As I closed my eyes, I found myself immediately opening them again. I was staring into the night sky through tree branches. I was lying down in the moon spot. I had fallen asleep. I looked at my watch. It read "3:21 A.M." I'd been dreaming for about an hour, and yet it felt like it was only a few minutes. I could feel dried tears on my cheeks.
I began to walk home, trying to remember everything that had just happened. The dream had already started to become a vivid memory. But there was one thing that I remembered, one thing that I will never forget. I will never forget my mom smiling, telling me she believes in me. It would warm my heart every time I'd see her face in any way, shape or form.

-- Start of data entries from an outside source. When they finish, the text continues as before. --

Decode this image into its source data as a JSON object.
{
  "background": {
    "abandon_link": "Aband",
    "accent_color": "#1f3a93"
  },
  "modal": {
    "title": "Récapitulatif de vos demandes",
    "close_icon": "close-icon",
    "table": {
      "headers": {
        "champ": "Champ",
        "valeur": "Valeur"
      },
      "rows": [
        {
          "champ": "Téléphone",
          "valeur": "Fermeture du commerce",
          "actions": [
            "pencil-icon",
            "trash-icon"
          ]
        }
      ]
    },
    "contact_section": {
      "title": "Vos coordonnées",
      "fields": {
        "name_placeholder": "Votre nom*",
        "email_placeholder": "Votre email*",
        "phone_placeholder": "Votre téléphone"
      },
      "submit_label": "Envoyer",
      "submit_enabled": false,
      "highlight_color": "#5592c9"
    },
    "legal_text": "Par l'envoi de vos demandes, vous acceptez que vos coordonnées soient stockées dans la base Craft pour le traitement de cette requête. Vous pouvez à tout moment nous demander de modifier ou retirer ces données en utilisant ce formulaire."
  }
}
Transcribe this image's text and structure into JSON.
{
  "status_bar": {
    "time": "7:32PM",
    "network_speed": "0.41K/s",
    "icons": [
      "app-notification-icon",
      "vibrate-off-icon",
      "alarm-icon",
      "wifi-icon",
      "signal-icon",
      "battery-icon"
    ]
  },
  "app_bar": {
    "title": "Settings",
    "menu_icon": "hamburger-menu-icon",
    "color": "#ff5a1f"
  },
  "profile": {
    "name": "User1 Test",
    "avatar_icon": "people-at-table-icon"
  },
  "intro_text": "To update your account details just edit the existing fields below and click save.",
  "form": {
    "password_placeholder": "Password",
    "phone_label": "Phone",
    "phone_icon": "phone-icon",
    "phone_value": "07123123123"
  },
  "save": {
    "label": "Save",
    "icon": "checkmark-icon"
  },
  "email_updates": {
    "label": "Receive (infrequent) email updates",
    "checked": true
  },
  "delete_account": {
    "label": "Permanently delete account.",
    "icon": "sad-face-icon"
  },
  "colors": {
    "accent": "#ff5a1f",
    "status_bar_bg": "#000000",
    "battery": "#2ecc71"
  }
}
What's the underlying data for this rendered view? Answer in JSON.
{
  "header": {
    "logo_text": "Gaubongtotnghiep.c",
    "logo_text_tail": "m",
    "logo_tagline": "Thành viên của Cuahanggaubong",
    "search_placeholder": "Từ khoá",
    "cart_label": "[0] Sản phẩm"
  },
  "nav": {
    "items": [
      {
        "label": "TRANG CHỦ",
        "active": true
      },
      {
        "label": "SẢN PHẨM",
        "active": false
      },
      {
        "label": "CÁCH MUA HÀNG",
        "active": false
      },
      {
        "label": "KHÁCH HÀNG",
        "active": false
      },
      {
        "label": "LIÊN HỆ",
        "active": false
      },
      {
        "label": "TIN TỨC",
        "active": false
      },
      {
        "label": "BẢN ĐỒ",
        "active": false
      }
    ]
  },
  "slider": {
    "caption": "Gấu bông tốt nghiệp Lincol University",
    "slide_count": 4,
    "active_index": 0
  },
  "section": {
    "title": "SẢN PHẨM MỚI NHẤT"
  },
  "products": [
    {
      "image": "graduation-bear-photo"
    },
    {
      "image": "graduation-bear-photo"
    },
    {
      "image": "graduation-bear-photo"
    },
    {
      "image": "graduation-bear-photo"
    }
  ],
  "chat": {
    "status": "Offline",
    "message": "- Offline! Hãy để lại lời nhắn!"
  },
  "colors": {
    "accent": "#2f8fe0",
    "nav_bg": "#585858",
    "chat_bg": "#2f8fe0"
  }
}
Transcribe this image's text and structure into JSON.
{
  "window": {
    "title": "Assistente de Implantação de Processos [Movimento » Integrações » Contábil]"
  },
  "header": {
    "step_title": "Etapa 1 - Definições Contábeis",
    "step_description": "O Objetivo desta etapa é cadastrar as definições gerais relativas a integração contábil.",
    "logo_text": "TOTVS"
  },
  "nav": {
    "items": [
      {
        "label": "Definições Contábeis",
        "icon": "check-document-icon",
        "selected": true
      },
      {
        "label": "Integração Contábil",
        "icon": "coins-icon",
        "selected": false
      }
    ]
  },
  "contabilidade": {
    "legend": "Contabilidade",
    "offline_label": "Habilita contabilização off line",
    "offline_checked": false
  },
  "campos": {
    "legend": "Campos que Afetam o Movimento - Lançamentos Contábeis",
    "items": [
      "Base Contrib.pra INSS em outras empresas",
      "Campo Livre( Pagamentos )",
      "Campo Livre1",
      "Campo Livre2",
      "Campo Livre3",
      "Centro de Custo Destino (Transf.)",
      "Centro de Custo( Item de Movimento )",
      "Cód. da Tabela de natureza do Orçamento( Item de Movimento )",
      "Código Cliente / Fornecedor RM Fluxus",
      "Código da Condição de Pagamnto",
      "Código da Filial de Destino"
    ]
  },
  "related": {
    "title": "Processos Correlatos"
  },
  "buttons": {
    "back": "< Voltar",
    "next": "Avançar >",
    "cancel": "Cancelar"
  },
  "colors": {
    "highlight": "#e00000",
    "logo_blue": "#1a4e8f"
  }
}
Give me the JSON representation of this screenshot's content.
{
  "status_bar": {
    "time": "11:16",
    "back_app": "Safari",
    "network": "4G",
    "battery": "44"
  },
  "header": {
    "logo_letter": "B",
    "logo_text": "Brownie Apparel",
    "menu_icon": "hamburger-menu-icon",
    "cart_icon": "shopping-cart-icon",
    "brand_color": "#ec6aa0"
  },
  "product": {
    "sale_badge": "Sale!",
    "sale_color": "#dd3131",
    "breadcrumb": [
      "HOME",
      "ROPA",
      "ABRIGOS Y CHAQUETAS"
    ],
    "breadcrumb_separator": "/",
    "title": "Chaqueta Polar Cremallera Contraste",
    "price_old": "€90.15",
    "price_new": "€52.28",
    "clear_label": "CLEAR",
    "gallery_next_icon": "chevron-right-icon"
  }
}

As I returned home, I took the knife out of my night stand and set it on my window still. The very first thing I did later in the morning was return to the moon spot, and I chucked the knife as far into the woods as possible. Moon dream me was right. It was time for me to find a new way of handling my problems. The best thing I learned from the dream in the moon spot is that there is always someone who believes in you.